Principal Engineer, Data Infrastructure

Klaviyo•Boston, MA

2h•$244,000 - $366,000•Hybrid

About The Position

Own the technical direction and delivery for Klaviyo's data platform - streaming, batch compute, storage/lakehouse, and governance - now the foundation for autonomous, agent-driven experiences. Klaviyo's data platform processes billions of events daily across billions of consumer profiles for hundreds of thousands of brands, and increasingly that data is consumed not just by people but by a growing number of AI agents acting on customers' behalf. The footprint grows on two axes at once, ever‑larger data volumes and a steady stream of new data scenarios (new sources, domains, and consumption patterns) and your systems have to scale on both. You'll design and ship systems that are fast, reliable, cost‑efficient, and safe for autonomous access, creating paved roads for data producers and consumers, human and agent alike. This is an individual‑contributor role (no direct reports); you lead through architecture, code, and influence.
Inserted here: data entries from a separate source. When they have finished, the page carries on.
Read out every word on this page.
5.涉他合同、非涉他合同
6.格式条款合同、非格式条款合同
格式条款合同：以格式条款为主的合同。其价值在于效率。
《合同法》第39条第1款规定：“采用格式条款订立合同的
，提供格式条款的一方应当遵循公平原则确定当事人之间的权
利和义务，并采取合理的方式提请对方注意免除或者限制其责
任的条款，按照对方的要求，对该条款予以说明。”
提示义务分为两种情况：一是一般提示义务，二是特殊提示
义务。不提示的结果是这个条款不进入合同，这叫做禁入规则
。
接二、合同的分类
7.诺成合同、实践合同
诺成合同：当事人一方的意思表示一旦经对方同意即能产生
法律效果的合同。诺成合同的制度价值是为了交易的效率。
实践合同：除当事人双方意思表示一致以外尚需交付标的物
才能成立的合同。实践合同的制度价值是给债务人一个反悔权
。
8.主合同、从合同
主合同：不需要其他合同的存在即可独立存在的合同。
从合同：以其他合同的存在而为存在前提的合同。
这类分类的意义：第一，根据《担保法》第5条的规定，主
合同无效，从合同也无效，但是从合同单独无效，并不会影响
Expectations align to Lead/Principal IC behaviors: establishing SLOs, driving technical evolution, and acting as the interface across teams.

Requirements

10+ years building and operating distributed data systems (e.g., Kafka/PubSub, Flink/Spark/Beam, Airflow/Dagster, Iceberg/Delta/Hudi; Snowflake/BigQuery; object storage) with multi‑tenant reliability.
Technical expertise: Data ingestion/CDC, stream processing, batch orchestration, lakehouse patterns, catalog/lineage, governance, and access controls, measured by freshness, availability, and correctness SLOs.
AI tools & automation: You apply ML/GenAI to data platforms - semantic catalog search, auto‑docs, data‑quality anomaly detection, SQL/pipeline generation - with human‑in‑the‑loop review and privacy controls.
Influence & enablement: You land data contracts, connectors, and templates that speed delivery for producers and consumers; you mentor via design docs and pairing.
AI fluency (Klaviyo default): You experiment, learn fast, and share AI wins responsibly.

Nice To Haves

Regional isolation/replication strategies, privacy‑by‑design, and data governance in regulated contexts.
Adopted paved roads: Producers/consumers are on standard ingestion, processing, and storage paths; schema governance and contracts reduce breakage.
SLOs & efficiency: ≥99.9% freshness for key domains; measurable cost/TB reductions; production debugging is faster with defined readiness reviews and incident learning.
AI‑augmented data operations: Semantic discovery and auto‑documentation cover the majority of high‑value datasets; AI‑assisted DQ monitors reduce data incidents on top pipelines by 25–40%; pipeline authoring and review times drop 15–25% with AI in the loop.

Responsibilities

Design and implement core data platform capabilities (e.g., event ingestion/CDC, stream processing, batch orchestration, data lake/warehouse patterns, catalog/lineage, governance, access, and compliance).
Define and uphold SLOs for data freshness, availability, and correctness; author/run readiness reviews, incident response, and post‑incident learning for your domain.
Author ADRs/RFCs, land data contracts and schema governance, and standardize connectors and templates that accelerate developer velocity.
Profile, tune, and right‑size systems for performance and cost; partner with FinOps on unit‑economics guardrails.
Pair with product teams and analytics/ML to expose the right abstractions and unblock customer value quickly.
Contribute high‑quality code and reviews; mentor Staff/ Sr. engineers across pillars through example and enablement (not line management).
Use AI to streamline data workflows, from authoring and testing pipelines to catalog/search and DQ, so analysts, ML, and product teams move faster with confidence.